Satya means “to speak the truth,” yet it is not always desirable to speak the truth on all occasions, for it could harm someone unnecessarily. We have to consider what we say, how we say it, and in what way it could affect others. If speaking the truth has negative consequences for another, then it is better to say nothing. Satya should never come into conflict with our efforts to behave with ahimsa. The Mahabharata, the great Indian epic, says: “Speak the truth which is pleasant. Do not speak unpleasant truths. Do not lie, even if the lies are pleasing to the ear. That is the eternal law, the dharma.” Please note that this does not mean speak lie. Keeping quiet and saying lies are two different things.
[I should note here that I don't believe in holy scripture, and do not give special pleading to yoga philosophy. But just sometimes these old writings have some great concepts and this is one of those cases where I think they really got it right.]
I couldn’t help but think of Satya in the context of the debate over abortion and the murder of Dr. Tiller. I’ll give the Operation Rescue folks the benefit of the doubt, in that they really think they are speaking the truth when they call abortion murder and Dr. Tiller a murderer. I used to be on their side in the issue, too. Abortion is a hard issue to deal with and is not something than anyone considers a good thing.

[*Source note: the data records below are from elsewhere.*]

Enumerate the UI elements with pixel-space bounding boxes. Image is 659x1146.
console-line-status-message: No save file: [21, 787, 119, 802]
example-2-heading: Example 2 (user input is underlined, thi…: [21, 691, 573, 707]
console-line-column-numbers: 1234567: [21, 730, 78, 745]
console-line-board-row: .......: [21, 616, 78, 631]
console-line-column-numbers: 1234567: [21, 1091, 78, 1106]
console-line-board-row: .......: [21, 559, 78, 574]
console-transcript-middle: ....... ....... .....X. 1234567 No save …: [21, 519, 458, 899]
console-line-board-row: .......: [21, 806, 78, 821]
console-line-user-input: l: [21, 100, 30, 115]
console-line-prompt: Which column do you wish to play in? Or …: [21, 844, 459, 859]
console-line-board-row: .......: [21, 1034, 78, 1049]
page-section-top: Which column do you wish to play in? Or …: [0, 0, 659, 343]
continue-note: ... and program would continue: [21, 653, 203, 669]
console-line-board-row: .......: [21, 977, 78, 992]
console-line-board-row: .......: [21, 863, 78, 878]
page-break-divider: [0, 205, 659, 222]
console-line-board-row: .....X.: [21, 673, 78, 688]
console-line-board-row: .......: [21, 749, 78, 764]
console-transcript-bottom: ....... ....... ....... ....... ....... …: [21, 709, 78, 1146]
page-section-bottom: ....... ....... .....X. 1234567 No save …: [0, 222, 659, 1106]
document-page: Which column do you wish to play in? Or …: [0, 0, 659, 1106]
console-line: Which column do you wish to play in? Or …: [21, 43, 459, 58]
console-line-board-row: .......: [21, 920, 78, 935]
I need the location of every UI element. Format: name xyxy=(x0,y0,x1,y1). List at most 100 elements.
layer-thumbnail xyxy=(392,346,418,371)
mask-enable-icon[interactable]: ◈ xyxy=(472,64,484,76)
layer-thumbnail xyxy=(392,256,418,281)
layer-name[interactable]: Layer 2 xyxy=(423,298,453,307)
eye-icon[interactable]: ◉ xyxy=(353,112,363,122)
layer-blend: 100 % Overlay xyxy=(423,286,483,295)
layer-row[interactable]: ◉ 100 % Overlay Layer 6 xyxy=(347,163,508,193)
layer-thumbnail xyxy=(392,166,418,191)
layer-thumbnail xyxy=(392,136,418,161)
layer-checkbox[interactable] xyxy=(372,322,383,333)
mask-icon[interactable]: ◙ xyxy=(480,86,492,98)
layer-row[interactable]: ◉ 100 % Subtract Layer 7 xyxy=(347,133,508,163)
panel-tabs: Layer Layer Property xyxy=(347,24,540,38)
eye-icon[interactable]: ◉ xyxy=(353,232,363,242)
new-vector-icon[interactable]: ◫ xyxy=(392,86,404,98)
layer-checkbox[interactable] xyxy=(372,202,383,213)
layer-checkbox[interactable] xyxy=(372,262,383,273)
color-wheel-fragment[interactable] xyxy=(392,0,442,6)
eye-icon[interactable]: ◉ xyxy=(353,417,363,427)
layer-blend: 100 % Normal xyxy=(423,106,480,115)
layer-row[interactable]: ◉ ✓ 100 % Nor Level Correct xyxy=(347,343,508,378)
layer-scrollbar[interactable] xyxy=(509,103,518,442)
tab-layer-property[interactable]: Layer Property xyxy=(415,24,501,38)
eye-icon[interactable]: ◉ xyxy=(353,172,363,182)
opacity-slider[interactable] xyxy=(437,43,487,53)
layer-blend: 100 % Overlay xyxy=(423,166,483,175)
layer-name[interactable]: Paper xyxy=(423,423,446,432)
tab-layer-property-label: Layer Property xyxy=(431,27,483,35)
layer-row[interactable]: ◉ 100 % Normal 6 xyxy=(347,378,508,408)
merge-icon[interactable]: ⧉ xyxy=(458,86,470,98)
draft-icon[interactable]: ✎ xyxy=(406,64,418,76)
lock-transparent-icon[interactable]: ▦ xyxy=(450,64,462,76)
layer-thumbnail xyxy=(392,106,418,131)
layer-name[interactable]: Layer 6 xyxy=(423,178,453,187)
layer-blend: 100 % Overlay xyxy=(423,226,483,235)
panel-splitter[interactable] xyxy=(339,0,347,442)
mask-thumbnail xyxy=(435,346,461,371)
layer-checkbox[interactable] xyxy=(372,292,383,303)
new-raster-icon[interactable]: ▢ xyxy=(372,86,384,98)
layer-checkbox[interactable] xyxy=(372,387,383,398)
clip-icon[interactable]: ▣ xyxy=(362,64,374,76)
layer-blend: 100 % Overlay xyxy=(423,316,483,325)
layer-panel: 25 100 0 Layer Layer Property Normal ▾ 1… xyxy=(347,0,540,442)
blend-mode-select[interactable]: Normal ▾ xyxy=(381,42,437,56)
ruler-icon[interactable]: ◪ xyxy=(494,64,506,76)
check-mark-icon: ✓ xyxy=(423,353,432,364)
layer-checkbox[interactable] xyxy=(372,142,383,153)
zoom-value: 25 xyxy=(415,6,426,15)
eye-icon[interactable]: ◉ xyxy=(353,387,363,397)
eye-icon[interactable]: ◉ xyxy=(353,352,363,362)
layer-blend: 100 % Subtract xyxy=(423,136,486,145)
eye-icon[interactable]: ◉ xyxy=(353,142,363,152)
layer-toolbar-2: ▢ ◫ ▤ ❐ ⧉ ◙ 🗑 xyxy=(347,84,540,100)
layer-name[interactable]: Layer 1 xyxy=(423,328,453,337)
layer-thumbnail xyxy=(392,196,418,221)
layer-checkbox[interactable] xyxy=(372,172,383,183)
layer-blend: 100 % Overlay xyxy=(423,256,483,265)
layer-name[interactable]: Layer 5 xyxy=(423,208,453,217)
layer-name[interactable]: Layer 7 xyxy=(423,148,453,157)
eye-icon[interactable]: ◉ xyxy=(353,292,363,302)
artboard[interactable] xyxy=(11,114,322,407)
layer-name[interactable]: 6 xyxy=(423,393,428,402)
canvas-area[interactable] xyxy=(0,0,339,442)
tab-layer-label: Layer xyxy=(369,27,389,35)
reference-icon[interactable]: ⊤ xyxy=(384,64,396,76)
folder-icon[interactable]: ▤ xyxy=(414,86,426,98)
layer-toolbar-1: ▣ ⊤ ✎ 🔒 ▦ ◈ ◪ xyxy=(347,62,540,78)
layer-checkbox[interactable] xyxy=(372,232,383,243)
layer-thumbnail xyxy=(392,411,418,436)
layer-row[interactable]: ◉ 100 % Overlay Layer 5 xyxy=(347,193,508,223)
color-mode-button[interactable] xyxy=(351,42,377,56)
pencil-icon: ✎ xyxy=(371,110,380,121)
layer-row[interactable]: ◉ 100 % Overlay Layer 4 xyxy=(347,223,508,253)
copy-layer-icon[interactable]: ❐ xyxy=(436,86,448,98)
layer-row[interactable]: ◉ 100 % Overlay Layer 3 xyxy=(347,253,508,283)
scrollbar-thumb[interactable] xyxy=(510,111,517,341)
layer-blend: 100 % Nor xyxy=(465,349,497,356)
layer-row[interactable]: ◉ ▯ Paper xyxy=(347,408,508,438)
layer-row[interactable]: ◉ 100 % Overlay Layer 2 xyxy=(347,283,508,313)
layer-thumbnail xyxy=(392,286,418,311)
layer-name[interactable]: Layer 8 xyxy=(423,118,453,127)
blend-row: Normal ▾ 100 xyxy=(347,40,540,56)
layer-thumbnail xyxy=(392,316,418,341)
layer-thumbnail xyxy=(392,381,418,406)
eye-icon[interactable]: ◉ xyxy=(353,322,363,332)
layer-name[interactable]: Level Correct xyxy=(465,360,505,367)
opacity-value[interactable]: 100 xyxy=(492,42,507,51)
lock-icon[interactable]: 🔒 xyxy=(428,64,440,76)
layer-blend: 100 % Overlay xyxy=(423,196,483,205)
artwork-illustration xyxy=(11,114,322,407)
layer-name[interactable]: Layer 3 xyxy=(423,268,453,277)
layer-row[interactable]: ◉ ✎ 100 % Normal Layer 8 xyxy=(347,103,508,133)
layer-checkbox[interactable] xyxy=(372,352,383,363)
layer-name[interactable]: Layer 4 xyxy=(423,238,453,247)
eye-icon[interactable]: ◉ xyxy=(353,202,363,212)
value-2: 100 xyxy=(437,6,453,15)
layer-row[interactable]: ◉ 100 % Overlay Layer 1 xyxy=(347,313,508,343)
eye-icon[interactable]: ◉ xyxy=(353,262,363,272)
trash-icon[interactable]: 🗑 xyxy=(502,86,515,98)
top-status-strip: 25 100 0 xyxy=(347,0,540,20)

Necessary sometimes, but not good. I cannot believe that they are really speaking the truth. Words that inspire people to murder and violence are not truth. Words that smear and vilify women who have found themselves confronting this horrible and painful decision do not express truth. Words that call a doctor who saves women’s lives a murderer are not truth.
Truth, whether it is pleasant or unpleasast, bring light and understanding to the subject at hand, not rage and violence. When the “truth” we speak creates more heat than light, we should reconsider our words and our attitudes.